As we brace ourselves and our farms for winter, there is one particularly vulnerable population on the dairy when it comes to cold weather.
“Newborns are going to be the most susceptible animals to cold on the farm,” said Sarah Morrison during the December Hoard’s Dairyman webinar. Morrison, a research scientist at the William H. Miner Agricultural Research Institute, shared a few reasons why calves are impacted by cold stress.
For starters, a newborn calf has just 2% of its body weight as brown adipose, the fat that helps with nonshivering thermoregulation. Because they don’t have as much fat or as much hair, Morrison said they have relatively poor insulation. “It is harder for them to maintain body temperature,” she noted.
Additionally, a wet newborn calf is going to have a more difficult time staying warm. Using thermal images, Morrison showed that on a wet calf, the ears, nose, legs, and umbilical cord could be relatively cooler than the calf’s core body temperature because it is exchanging body heat with the environmental conditions. Meanwhile, a dry hair coat facilitates a calf’s ability to maintain body temperature.

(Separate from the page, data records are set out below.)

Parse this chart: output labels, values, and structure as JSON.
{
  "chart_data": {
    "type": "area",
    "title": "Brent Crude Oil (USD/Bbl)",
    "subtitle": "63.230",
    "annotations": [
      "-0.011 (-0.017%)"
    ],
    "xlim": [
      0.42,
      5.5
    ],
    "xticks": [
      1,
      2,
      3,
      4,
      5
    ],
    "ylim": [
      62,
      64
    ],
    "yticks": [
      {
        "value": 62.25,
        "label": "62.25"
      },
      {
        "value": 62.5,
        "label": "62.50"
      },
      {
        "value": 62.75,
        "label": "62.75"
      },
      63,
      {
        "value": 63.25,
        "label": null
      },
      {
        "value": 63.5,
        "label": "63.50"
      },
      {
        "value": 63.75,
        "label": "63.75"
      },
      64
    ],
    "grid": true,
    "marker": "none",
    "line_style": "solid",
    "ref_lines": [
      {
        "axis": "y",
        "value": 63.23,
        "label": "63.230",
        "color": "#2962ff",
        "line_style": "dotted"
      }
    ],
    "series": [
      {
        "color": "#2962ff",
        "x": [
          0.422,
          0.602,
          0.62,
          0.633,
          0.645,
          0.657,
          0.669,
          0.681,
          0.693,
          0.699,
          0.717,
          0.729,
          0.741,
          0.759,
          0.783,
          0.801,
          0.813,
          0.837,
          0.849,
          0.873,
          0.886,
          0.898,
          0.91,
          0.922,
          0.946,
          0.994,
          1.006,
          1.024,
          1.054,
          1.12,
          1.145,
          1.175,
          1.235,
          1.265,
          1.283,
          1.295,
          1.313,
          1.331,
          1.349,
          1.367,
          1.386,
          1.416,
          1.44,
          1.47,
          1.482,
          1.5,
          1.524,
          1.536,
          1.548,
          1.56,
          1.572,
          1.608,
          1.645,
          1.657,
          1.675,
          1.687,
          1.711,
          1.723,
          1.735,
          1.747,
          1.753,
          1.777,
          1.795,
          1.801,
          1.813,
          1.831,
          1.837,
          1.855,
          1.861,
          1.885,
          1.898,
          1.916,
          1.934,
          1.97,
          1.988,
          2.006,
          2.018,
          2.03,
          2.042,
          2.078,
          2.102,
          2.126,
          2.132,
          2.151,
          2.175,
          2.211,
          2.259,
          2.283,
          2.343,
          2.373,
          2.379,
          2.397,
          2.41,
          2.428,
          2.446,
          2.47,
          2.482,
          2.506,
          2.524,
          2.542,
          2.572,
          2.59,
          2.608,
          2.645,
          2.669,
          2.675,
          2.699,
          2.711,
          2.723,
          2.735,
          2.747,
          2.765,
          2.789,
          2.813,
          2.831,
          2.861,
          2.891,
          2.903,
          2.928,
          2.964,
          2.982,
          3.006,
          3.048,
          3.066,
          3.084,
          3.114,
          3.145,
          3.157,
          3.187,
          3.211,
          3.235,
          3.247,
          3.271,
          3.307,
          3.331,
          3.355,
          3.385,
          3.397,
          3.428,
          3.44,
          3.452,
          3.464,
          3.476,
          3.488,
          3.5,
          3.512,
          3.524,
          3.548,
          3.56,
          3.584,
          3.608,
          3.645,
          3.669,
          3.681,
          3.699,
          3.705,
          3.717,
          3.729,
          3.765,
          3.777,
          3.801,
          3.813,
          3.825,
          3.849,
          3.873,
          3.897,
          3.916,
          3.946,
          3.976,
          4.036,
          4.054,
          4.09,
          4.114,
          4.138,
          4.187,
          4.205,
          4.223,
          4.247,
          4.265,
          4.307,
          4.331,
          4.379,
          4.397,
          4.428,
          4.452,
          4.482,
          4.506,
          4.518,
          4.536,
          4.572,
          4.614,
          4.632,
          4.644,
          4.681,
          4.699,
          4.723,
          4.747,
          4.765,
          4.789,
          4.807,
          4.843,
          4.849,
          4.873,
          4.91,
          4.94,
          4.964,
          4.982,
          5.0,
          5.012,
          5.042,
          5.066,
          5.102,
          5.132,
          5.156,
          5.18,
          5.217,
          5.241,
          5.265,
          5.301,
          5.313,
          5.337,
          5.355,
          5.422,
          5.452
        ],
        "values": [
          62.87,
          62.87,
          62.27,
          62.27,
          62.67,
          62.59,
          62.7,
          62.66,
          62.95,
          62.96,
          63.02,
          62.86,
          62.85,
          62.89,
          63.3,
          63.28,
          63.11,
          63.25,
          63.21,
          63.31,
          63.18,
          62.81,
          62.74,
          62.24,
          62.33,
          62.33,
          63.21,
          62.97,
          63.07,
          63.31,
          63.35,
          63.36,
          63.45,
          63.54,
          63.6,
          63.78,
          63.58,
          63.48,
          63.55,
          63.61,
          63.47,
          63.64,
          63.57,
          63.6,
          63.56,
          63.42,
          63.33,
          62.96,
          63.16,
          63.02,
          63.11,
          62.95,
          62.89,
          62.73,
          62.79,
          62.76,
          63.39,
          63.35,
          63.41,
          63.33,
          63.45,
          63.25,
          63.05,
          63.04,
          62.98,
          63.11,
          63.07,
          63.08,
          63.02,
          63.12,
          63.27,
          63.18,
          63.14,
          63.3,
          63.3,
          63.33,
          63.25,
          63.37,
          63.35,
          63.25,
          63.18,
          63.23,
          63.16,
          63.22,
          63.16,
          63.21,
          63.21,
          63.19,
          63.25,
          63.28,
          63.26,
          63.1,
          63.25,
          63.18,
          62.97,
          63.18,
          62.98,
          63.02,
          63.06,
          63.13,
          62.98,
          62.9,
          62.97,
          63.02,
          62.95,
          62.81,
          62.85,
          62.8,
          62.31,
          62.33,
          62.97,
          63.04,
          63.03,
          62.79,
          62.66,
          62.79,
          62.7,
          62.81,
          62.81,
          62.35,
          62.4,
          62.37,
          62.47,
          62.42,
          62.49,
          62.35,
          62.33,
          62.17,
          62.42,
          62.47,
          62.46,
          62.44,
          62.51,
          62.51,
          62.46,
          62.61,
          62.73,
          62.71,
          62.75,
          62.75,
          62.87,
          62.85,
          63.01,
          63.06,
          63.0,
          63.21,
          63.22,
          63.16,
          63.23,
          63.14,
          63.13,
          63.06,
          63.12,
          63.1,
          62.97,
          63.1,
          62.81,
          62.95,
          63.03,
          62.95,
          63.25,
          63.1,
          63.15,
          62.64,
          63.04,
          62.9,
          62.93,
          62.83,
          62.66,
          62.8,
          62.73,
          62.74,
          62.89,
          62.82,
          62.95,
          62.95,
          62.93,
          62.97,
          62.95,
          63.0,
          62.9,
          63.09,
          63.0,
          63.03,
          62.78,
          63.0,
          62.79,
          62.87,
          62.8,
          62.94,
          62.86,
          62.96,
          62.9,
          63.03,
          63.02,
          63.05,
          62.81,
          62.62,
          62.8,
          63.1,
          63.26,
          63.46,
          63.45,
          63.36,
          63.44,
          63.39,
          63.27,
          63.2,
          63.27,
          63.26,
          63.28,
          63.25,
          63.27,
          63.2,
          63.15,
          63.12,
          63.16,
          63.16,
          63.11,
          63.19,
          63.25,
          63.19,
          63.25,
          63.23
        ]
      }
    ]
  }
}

Morrison said newborns from cows that had a difficult calving are more prone to heat loss due to impaired heat generating mechanisms. She noted that thermogenesis can be 36% less in these calves compared to calves born normally. Morrison emphasized that calves born to cows with dystocia may require extra attention after birth.
To help calves get off to a good start, Morrison said to minimize the time between when a calf is born and when it is dry. Calves born in cold take longer to stand, are slower to drink colostrum, and have greater loss of body heat when hair is wet. “You want to get that hair dry and warm, as this doubles the coat depth and helps provide extra protection,” she explained.
Colostrum can help with heat production, Morrison noted. “We talk about getting colostrum into calves from an immunoglobulin standpoint, but that colostrum has fat and protein, which help jumpstart a calf’s metabolic capacity so they will start to increase their heat production potential,” she shared.